Additionally, Microsoft has released advice and a special hotfix for Windows XP, Server 2003, and Windows 8 RTM.
Initial Infection Vector
From the reports and analysis performed to date, the initial infection vector has not been clearly identified. Initial reports suggest multiple delivery mechanisms via:
- updates for the M.E.Dec software (popular in Ukraine);
- the ETERNALBLUE exploit using the SMBv1 protocol; and
- phishing emails containing macro enabled Microsoft Office documents.
The malware has been seen infecting other devices on the network via the ETERNALBLUE exploit using the SMBv1 protocol.
Initial reports suggest that the malware uses the NetBIOS name cache in addition to DHCP information to identify computers and servers on the network which are then checked for open TCP ports 445 and 139.
Public reporting has identified a possible 'vaccine' mechanism. There are conflicting reports on the effectiveness and technical detail of this alleged vaccine. Even if it provides protection against Petya it is highly unlikely that this 'vaccine' would be effective against any other form of ransomware.
Once infected, the malware creates a scheduled task to sleep between 10 and 60 minutes before a reboot is triggered.
The malware clears system logs to make further analysis more difficult.
When the malware has completed the reboot, it encrypts files on the computer.
The malware also encrypts the master boot record (MBR) to prevent offline tampering or file recovery and adds custom boot code. This code prevents users from loading the computer beyond the ransom screen shown below.
Petya ransomware campaign impacting organisations globally
The ACSC is aware of a global ransomware campaign, Petya. Ransomware is malicious software that makes data or systems unusable until the victim makes a payment.
We are working to confirm reports of two affected companies in Australia and we are reaching out to offer assistance. We are working with our international counterparts to understand the scope and impact.
Early reports indicate the Petya ransomware appears to leverage the same vulnerability as WanaCry.
- Patch/update systems immediately, including Microsoft operating systems. Using unpatched and unsupported software increases the risk of cyber security threats such as ransomware.
- Back-up your data. If you do not have back-ups in place you can arrange to use an off-site backup service. This is good practice for all users.
- Ensure your antivirus software is up-to-date.
- Individuals and organisations should not pay the ransom. Reports indicate that the contact email address provided in the ransom message has been disabled, which means the files are highly unlikely to be recovered by paying the ransom.
All organisations - large and small - need to examine their cyber security posture and have arrangements in place to protect the security of their information systems.

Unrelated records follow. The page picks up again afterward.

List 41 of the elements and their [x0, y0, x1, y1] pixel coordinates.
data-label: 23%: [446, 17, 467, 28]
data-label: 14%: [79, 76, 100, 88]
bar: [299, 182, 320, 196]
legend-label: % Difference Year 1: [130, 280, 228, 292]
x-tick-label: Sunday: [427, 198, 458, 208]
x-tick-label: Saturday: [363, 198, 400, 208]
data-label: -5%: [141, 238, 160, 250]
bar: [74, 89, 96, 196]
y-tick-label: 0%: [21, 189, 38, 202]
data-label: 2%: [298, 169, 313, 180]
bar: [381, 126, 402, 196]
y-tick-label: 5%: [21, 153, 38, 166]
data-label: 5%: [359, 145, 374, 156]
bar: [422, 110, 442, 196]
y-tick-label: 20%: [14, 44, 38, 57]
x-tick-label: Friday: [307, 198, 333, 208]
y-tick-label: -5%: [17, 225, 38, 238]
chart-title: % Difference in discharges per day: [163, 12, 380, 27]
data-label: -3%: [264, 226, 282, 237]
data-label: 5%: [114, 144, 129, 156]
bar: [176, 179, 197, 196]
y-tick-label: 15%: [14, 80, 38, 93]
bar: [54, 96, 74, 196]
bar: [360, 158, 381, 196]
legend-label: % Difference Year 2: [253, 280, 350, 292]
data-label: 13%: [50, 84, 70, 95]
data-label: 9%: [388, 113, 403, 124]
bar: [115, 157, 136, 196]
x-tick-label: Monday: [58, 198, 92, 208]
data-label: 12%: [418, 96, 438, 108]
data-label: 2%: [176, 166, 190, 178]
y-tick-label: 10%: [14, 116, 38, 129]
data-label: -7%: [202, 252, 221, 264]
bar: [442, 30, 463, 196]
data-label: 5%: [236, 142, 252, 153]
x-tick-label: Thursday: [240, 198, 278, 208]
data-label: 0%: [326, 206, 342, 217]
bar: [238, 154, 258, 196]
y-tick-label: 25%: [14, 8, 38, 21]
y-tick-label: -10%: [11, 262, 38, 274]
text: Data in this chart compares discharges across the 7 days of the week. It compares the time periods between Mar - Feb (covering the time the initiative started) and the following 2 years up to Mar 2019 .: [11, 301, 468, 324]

The Australian Cyber Security Centre has advised that, if you are affected by the Petya ransomware incident, you should contact your service provider immediately. Small businesses can contact ACORN (Australian Cybercrime Online Reporting Network). Large organisations are advised to follow their normal procedures and report to the Australian Cyber Security Centre (ACSC) via the number 1300 CYBER1.
We continue to monitor the situation closely for any impact and will provide updates as necessary.
Organisations can minimise the risk of being infected by exploits taking advantage of unpatched vulnerabilities by following the Australian Signal Directorate's Strategies to Mitigate Cyber Security Incidents. These strategies include, but are not limited to:
- patching operating systems and applications to the latest versions
- backing up important data on a daily basis to an offsite location
- implementing application whitelisting to prevent execution of untrusted code
- restricting administrator privileges.
Further ASD advice, such as the Essential Eight Explained, Detecting Socially-Engineered Emails, Minimising Admin Privileges Explained and Application Whitelisting Explained, is available from the ASD Publications page.